Weźmy dział "Poradniki" mieszczący trzy pliki PDF – kompendia informacji na temat tego, jak budować dobry związek i radzić sobie z kryzysami. Tytuł pierwszego brzmi "NATURALNIE kobieta, OCZYWIŚCIE mężczyzna…", co znów budzi skojarzenia z Marsem, Wenus i niezbyt współczesnym rozumieniem tego, co dla różnych płci naturalne, a co wynaturzone. A w środku niespodzianka: jest o tym, że warto rozmawiać, słuchać partnerki i zadawać pytania. Pracować nad empatią. Szczerze mówić o tym, jakie potrzeby nie są zaspokajane w związku. Dawać sobie nawzajem przestrzeń. Akceptować wzajemne różnice i nie oczekiwać, że żona będzie ideałem. Być cierpliwym. Nie budować życia na gotowych wzorcach męskości i kobiecości (nawet jeśli autorzy mają swoje – wspomniane akapit wyżej – przekonania na ich temat). A jeśli pojawia się kryzys, który trudno rozwiązać samodzielnie, poszukać pomocy specjalisty, na przykład terapeuty par. I co, złe rady? 

Na kwestii trudności w związku w całości skupia się kolejny poradnik. Z niego poszukujący mężczyzna dowie się, że kryzysy się zdarzają, ale nie muszą od razu oznaczać rozstania. Że nie istnieje uniwersalny przepis na udaną relację. Że potrzebna jest cierpliwość, szacunek i respektowanie własnych granic. Że w stresie należy się nawzajem wspierać, a nie dolewać oliwy do ognia. Że warto dbać o poczucie intymności i wspólne rytuały. Że trzeba wspólnie ustalać zasady związku i wspólnie je zmieniać, uczyć się kompromisu i nie unikać trudnych tematów. Że – ogólnie – warto się szczerze komunikować i nie zakładać, że druga strona domyśli się, o co chodzi. 

Rozmowa jest fundamentem każdego związku. (...) Potrzebne są skupienie, cierpliwość, autentyczne zainteresowanie, dociekliwość, szacunek, życzliwość, przyjaźń, troska i zrozumienie

– zaleca sfinansowany przez rząd poradnik Fundacji Republikańskiej. Wisienką na torcie jest ramka z informacją dla mężczyzn, że jeśli związek psuje się przez ich uzależnienia, trzeba szukać profesjonalnej pomocy, a nie zbywać zastrzeżenia partnerki. Podobnie, jeśli czytelnik ma problem z agresją (lub agresywna jest druga strona), bo:

Pamiętaj - bezpieczeństwo twoje lub twojej partnerki jest najważniejsze. Nikt nie może być obiektem przemocy w związku. Nigdy.

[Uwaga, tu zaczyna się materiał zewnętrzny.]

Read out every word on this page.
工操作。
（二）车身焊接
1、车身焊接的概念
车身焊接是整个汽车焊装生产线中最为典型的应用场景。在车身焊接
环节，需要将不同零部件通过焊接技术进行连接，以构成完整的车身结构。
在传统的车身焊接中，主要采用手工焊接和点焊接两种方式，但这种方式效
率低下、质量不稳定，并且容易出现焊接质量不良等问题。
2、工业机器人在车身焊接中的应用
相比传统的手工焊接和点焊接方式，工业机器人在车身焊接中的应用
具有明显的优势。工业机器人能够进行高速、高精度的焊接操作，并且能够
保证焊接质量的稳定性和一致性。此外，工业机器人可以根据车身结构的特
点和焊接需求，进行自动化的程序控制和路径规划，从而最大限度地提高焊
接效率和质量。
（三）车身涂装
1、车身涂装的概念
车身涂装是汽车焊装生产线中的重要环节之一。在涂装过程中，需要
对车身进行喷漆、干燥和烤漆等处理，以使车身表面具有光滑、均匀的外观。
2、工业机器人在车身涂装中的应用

Z ostatniego poradnika mężczyzna dowie się, że żonie należy ufać, doceniać ją i wspierać obecnością w gorszych chwilach (nawet jeśli "dzisiaj jest mecz ulubionej drużyny"). Dbać o jej potrzeby w seksie, pamiętać o rocznicach, celebrować posiłki (najlepiej wspólnie ugotowane) i w ogóle sprawiedliwie dzielić się obowiązkami w domu. W kwestii rodzicielstwa autorzy co prawda nie promują modelu "mama w pracy, tata z dziećmi", ale podkreślają, że ojcem jest się na co dzień, nie od święta, pracującemu tacie korona z głowy nie spadnie, jak w nocy przewinie niemowlaka, a partnerce poświęcającej się wychowaniu kosztem kariery należy się wdzięczność, a nie kwaśna mina i wydzielanie pieniędzy. Wydaje się to całkiem dobrym zestawem porad dla rodzin – a takich nie jest mało – w których to kobieta na stałe albo czasowo zajmuje się domem i dziećmi na pełen etat. Albo inaczej: gdyby wszyscy polscy mężowie zachowywali się tak, jak radzi portal, to świat byłby lepszym miejscem.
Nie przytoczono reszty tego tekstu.